Motoculture franco-allemande
Standard-Gutbrod qui fabriquait déjà des motofaucheuses à la veille de la seconde guerre mondiale s’installe à Bubingen, près de Saarbrucken dans la Sarre après 1945 et devient la Motostandard GmbH. La Sarre étant occupée par les français, la distribution se fait naturellement vers notre pays, et la firme au Puma développe de nombreux motoculteurs et de porte-outils,réputés, commercialisée en Allemagne sous le nom Farmax, ,Farmax standard, Gudbrod. … ou MotoStandard.
En 1958 MotoStandard s’associe à Monet Goyon pour la fabrication de motoculteurs et de moteurs légers de bateaux qui jusqu’en 1959, seront encore siglés par la marque de Mâcon. C’est hélas la fin pour Monet Goyon qui est totalement absorbé par MotoStandard. La marque se consacre dés lors exclusivement à la motoculture avec des moteurs MAG-Gutbrod, puis Faryman, Renault, Kubota et Isuzu. Tué par la concurrence japonaise Motostandard licencie tout son personnel (1900 personnes en 1970) et se fait racheter par l’américain MTD.
Protectionnisme des années 30 : À qui perd gagne
Protectionnisme dans toute l’Europe au début des années trente et, ce sont paradoxalement ces mesures restrictives qui vont pousser à la diffusion des techniques les plus prisées.
L’un des meilleurs exemples est ce moteur 350 cm3 à simple ACT entraîné par arbre et couples coniques créé par Doug Marchant en 1926 pour Chater Lea sur la base de moteur Blackburne culbuté transformé par le maître.
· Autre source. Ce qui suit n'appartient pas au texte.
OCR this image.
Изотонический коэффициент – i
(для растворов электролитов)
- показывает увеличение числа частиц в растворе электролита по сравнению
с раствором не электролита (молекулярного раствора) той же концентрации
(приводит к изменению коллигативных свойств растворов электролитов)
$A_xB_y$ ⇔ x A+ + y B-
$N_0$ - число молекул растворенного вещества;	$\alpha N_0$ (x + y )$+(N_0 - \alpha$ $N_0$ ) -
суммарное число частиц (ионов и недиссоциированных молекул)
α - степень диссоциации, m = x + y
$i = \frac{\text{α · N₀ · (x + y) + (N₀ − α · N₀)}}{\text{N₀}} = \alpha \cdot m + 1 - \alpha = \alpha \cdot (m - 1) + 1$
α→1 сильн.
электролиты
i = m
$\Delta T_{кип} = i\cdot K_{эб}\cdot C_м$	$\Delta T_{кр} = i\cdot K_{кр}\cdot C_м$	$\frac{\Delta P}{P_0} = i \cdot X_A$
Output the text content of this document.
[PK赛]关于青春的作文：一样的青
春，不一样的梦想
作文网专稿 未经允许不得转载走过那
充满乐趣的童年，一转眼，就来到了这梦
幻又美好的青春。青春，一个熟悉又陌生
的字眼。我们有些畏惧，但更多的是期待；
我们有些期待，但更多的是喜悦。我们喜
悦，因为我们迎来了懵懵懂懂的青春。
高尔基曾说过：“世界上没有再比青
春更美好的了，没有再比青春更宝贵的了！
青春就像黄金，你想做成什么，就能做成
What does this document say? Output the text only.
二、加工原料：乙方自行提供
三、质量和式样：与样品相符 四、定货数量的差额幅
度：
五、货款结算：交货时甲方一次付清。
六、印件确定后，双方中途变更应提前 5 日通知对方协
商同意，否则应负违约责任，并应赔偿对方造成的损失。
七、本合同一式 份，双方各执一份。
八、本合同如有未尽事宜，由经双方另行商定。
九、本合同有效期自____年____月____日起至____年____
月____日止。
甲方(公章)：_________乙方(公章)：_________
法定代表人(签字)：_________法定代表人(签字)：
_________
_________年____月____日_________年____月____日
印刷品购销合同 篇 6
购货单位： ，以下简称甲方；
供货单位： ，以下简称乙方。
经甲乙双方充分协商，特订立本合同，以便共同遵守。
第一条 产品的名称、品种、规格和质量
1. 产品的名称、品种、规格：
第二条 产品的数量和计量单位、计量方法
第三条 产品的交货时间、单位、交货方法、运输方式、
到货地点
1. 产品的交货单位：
Doug Marchant franchit pour la première fois le cap des 100 mph (160,9 km/h) en septembre 1926 avec ce moteur dont le dessin deviendra sa marque de fabrique chez Motosacoche. Il y crée en 1928 les célébrissimes moteurs MAG A 350 et 500 qui, outre Motosacoche, vont faire le succès de Condor, OD, TWN, Standard et, en France, de New Map et Monet Goyon.
Précédant le protectionnisme allemand du début des années 30 (tout autant dicté par une volonté d’autarcie que par un manque de devises), notre pays crée en 1929 un championnat de France franco-français où ne concourent que des motos à moteurs, boîte, carburateurs, magnétos, cadre, fourche et roues de fabrication française montées par un pilote de même nationalité ! Enfin, nos motos et pilotes ont toutes leurs chances !!
Monet Goyon dont les 350 et 500 à moteurs suisses MAG à ACT ont raflé les podiums de notre Grand Prix National en 1928 avec Gaussorgues en 500, en 1929 avec Gaussorgues et Richard en 350 et 500 et en 1930 avec Debaisieux. (3e en 350 au Grand Prix de UMF le 21 septembre à Pau, puis 1er au GP de France à Montlhéry le 5 octobre 1930) continue en 1930 d’utiliser des MAG A 350 et 500 dans les courses internationales, et trouve par ailleurs la solution politiquement correcte en rachetant Kœhler Escoffier à Raymond Guiguet qui a développé (lui-aussi inspiré par Doug Marchant ?) des mono et bicylindres à simple ACT. Ces fort belles machines jusqu’alors fort fragiles en raison du manque de finances chronique de Raymond Guiguet peuvent enfin être fiabilisées grâce aux largesses de Monet Goyon et Marcel Château est promu champion de France 1930 en 500 cm3 avec sa Kœhler Escoffier en couvrant 150 km à 97,238 km/h de moyenne. Faut dire qu’il n’y avait que deux partants et que Durand sur une autre Kœhler abandonna ! Bonne idée que de promouvoir notre production nationale, mais l’élimination pure et simple de toute concurrence fait que ce Championnat de France disputé en une seule épreuve à Montlhéry le 31 aout 1930 sur le petit circuit de 5 km est une totale esbrouffe réservé aux motos 100% françaises alors que Norton, AJS, et moteurs MAG dominent les 350 et les 500 dans toutes les courses internationales. Dans le même temps les constructeurs allemands et Standard en particulier, ont mis à profit le même protectionnisme pour développer et améliorer leurs produits tandis que nos constructeurs n’en ont profité que pour courir entre eux avec des motos non concurrentielles au niveau international.